This review is part of the A Play of Light and Shadow: Horror in Silent Cinema Series

Movie Review – Wolfblood: A Tale of the Forest (1925)

Wolfblood: A Tale of the Forest (1925), also known simply as Wolf Blood, is saddled with some modern misconceptions. Firstly, it is often erroneously described as the first werewolf film, but that honor belongs to the now lost The Werewolf from 1913, considered by some to also be the first true Universal monster, though the much later The Hunchback of Notre Dame (1923) would have far greater impact in establishing that studio’s series. The Werewolf involved a Navajo witch who transformed into a wolf to kill white settlers, and then returned a century later to kill again. (Some are even more in error in calling 1935’s Werewolf of London the first werewolf film, but it was merely the first mainstream Hollywood one.) Nevertheless, Wolf Blood can properly be considered the earliest surviving werewolf movie.

Secondly, Wolf Blood is today advertised as a horror film, but really it’s a drama-romance with some werewolf elements coming into play in the second half.
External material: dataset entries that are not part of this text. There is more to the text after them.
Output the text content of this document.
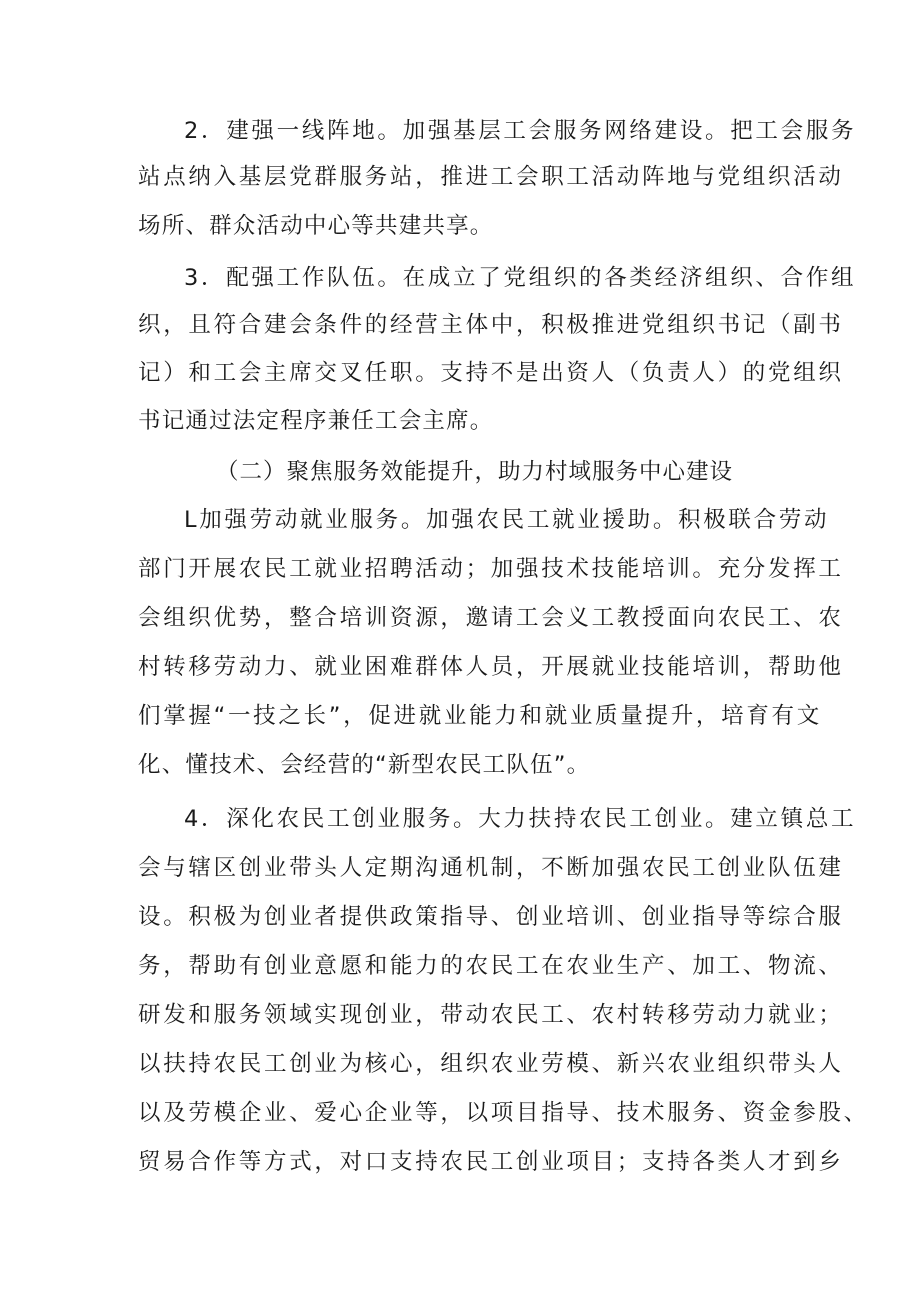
2．建强一线阵地。加强基层工会服务网络建设。把工会服务
站点纳入基层党群服务站，推进工会职工活动阵地与党组织活动
场所、群众活动中心等共建共享。
3．配强工作队伍。在成立了党组织的各类经济组织、合作组
织，且符合建会条件的经营主体中，积极推进党组织书记（副书
记）和工会主席交叉任职。支持不是出资人（负责人）的党组织
书记通过法定程序兼任工会主席。
（二）聚焦服务效能提升，助力村域服务中心建设
L加强劳动就业服务。加强农民工就业援助。积极联合劳动
部门开展农民工就业招聘活动；加强技术技能培训。充分发挥工
会组织优势，整合培训资源，邀请工会义工教授面向农民工、农
村转移劳动力、就业困难群体人员，开展就业技能培训，帮助他
们掌握“一技之长”，促进就业能力和就业质量提升，培育有文
化、懂技术、会经营的“新型农民工队伍”。
4．深化农民工创业服务。大力扶持农民工创业。建立镇总工
会与辖区创业带头人定期沟通机制，不断加强农民工创业队伍建
设。积极为创业者提供政策指导、创业培训、创业指导等综合服
务，帮助有创业意愿和能力的农民工在农业生产、加工、物流、
研发和服务领域实现创业，带动农民工、农村转移劳动力就业；
以扶持农民工创业为核心，组织农业劳模、新兴农业组织带头人
以及劳模企业、爱心企业等，以项目指导、技术服务、资金参股、
贸易合作等方式，对口支持农民工创业项目；支持各类人才到乡
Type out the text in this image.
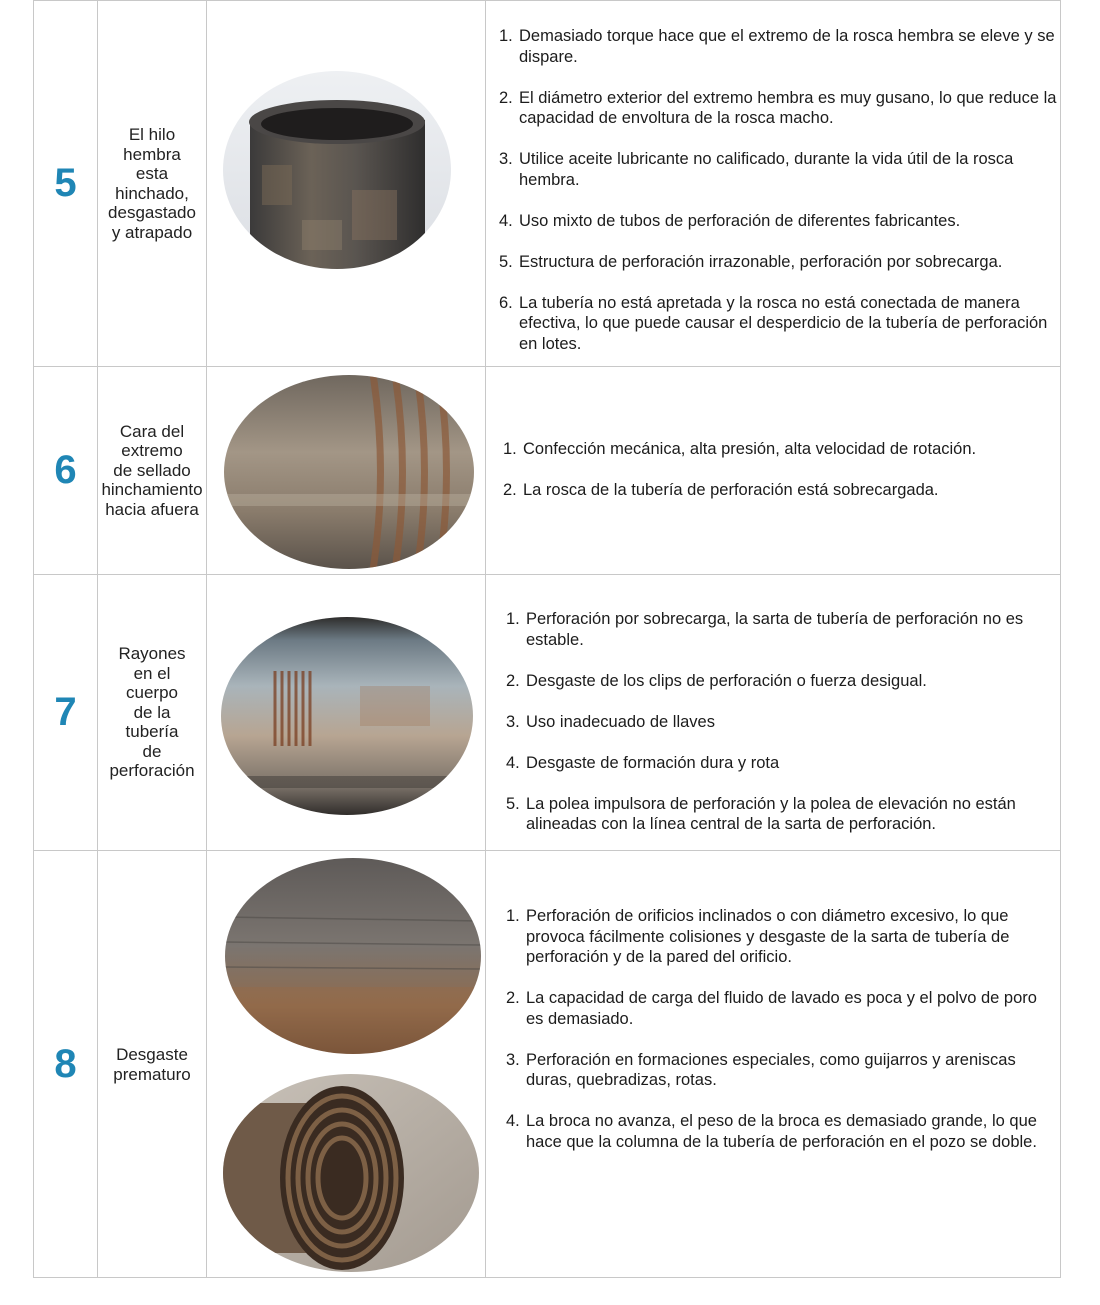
5
El hilo
hembra
esta
hinchado,
desgastado
y atrapado
1. Demasiado torque hace que el extremo de la rosca hembra se eleve y se dispare.
2. El diámetro exterior del extremo hembra es muy gusano, lo que reduce la capacidad de envoltura de la rosca macho.
3. Utilice aceite lubricante no calificado, durante la vida útil de la rosca hembra.
4. Uso mixto de tubos de perforación de diferentes fabricantes.
5. Estructura de perforación irrazonable, perforación por sobrecarga.
6. La tubería no está apretada y la rosca no está conectada de manera efectiva, lo que puede causar el desperdicio de la tubería de perforación en lotes.
6
Cara del
extremo
de sellado
hinchamiento
hacia afuera
1. Confección mecánica, alta presión, alta velocidad de rotación.
2. La rosca de la tubería de perforación está sobrecargada.
7
Rayones
en el
cuerpo
de la
tubería
de
perforación
1. Perforación por sobrecarga, la sarta de tubería de perforación no es estable.
2. Desgaste de los clips de perforación o fuerza desigual.
3. Uso inadecuado de llaves
4. Desgaste de formación dura y rota
5. La polea impulsora de perforación y la polea de elevación no están alineadas con la línea central de la sarta de perforación.
8 Desgaste
prematuro
1. Perforación de orificios inclinados o con diámetro excesivo, lo que provoca fácilmente colisiones y desgaste de la sarta de tubería de perforación y de la pared del orificio.
2. La capacidad de carga del fluido de lavado es poca y el polvo de poro es demasiado.
3. Perforación en formaciones especiales, como guijarros y areniscas duras, quebradizas, rotas.
4. La broca no avanza, el peso de la broca es demasiado grande, lo que hace que la columna de la tubería de perforación en el pozo se doble.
It tells of the manager of a logging camp named Dick Bannister who falls in love with his pretty young boss. After a fight with a business rival he requires a blood transfusion, and the only blood available is that of a she-wolf. Worries about the effects soon spring forth and he fears that the blood is changing his brain, edging him ever further toward homicide and madness.

Lycanthropy comes fairly late in the film, more than half-way through. There is no transformation scene. Instead, we see Bannister running through the forest in a fit of madness alongside ghostly wolves. Before the release of Dracula and Frankenstein in 1931, American films generally shied away from inserting the sincerely supernatural into their narratives, unlike their German and Scandinavian counterparts. American plots had a tendency to explain away the seemingly supernatural with human agency, misunderstanding, or mental breakdown, and the trend is no different here.

The director and star, George Chesebro, was a regular fixture in B-movie Westerns, often playing a villain. Likewise, his co-stars were also well-known to contemporary Western fans, and the influence of that genre can be felt throughout. Also present are numerous jokes about Prohibition and jazz, as well as a pinch of racism, placing this film firmly within the time in which it was created.

The forest vistas, with the stately pine trees, are beautiful to behold, but the rest of the movie is very dimly lit and at times difficult to discern. The story is simple and the curious ideas about blood transfusion innocently quaint, but there isn’t much to invest the viewer’s attention. I couldn’t find contemporary reviews, but I imagine this was seen as pretty middling-fare even in the 1920s.

Wolf Blood, while not being a bad film, does not have a great deal to offer the modern audience except for its novelty as the longest surviving runt in a very particular pack.